From studio to pop up gallery: Sarah meets artist Kellie Miller as she ventures into retail

In January Lauren and Sarah met with artist Kellie Miller at her new pop up gallery in Brighton’s Lanes.

Sarah chatting to Kellie in the pop up gallery space at Kellie Miller Arts on Market Street, Brighton

Sarah chatting to Kellie in the pop up gallery space at Kellie Miller Arts on Market Street, Brighton

Kellie kindly let us film a series of short ‘top tips’ videos in the beautifully presented Kellie Miller Arts gallery space, the videos will form part of the work we are doing this May with Yorkshire Artspace’s online professional development programme, Studio54. More details about our involvement can be found on their Money Matters webpages.

Whilst we were there Sarah also interviewed Kellie about how she found the process of setting up the pop up gallery. As a predominantly studio based artist moving into a highly competitive retail environment Kellie’s pop up venture is a business model we are interested in hearing more about.

ST: Why open a space?

KM: For a long time I worked with galleries and didn’t feel my work was being best represented. I wanted more autonomy over how it would look so I decided to open a gallery space.

ST: What have been the 3 biggest learnings?

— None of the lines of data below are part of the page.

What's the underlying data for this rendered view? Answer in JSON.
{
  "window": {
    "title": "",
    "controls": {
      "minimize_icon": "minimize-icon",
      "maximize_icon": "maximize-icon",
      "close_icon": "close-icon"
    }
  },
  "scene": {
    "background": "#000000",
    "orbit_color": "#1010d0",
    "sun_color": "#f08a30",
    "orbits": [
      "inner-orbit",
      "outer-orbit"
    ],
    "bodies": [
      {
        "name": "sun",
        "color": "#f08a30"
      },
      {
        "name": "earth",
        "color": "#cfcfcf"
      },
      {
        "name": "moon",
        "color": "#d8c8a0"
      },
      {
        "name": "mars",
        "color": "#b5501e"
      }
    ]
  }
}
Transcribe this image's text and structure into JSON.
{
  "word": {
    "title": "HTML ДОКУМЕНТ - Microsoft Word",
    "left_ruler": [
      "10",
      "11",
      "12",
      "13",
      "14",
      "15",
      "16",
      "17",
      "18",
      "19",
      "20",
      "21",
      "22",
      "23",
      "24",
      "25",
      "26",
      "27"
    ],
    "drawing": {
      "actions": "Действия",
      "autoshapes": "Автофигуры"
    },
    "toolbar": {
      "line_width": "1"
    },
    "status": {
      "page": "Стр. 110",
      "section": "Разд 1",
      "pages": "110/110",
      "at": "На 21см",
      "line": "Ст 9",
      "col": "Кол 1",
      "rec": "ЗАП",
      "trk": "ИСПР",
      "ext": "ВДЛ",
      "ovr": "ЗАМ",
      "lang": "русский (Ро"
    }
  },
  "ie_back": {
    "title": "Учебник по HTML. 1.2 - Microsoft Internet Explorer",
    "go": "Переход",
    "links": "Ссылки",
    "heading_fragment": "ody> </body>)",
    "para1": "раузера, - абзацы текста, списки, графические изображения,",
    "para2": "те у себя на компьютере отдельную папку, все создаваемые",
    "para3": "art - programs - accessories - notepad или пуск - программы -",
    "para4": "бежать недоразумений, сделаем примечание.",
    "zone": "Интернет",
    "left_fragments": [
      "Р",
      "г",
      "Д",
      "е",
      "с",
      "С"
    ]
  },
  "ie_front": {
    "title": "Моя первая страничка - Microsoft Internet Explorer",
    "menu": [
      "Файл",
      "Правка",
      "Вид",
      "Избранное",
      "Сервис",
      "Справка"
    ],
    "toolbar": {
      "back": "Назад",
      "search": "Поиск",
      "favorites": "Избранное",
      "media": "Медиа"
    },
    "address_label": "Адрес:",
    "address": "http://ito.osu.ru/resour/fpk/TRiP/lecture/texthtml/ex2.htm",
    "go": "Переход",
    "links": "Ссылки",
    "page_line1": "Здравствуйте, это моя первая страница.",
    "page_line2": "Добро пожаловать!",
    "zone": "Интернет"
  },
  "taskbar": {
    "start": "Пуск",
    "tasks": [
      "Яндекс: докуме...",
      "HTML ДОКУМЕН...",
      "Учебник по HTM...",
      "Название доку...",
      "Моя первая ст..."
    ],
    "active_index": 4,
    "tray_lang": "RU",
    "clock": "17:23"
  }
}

KM: Meeting my clients face to face. The hours involved in opening a retail space 7 days a week. There are complexities to that for maintaining a work / life balance. One of the major things I’ve learnt as well is the importance of the high street and how council policies affect whether people come out to shop or not.

ST: What have you learnt about your customer base?

KM: Having a retail space, other than having an open studio which is where I tend to do a lot of my marketing through a lot of my sales are direct sales through the studio, I’ve realized that people walking passed the shop are not as discerning, so I am having to educate people. So it’s new education, new clients, new people walking passed so it’s a huge learning curve in that sense whereas if you have an open studio people are much more targeted to come to you and they are interested in the arts. On the high street they are not necessarily interested in the arts so you have to almost stand out make them walk in and make your store more approachable.

ST: Of the things you have learnt in the pop up are there one or two things you would change going forward?

KM: One of the reasons I’d like to extend my time here is that I feel it is important for me to test the market. A pop up doesn’t give me a true indication of the success of the gallery. I had a good two months but I think over Christmas is not a good time for buying artwork. I need a whole year to assess the market, for me having a year to compare sales is a really good starting point and having the opportunity to do that is important so I can decide whether to take this further on maybe a five or ten year lease.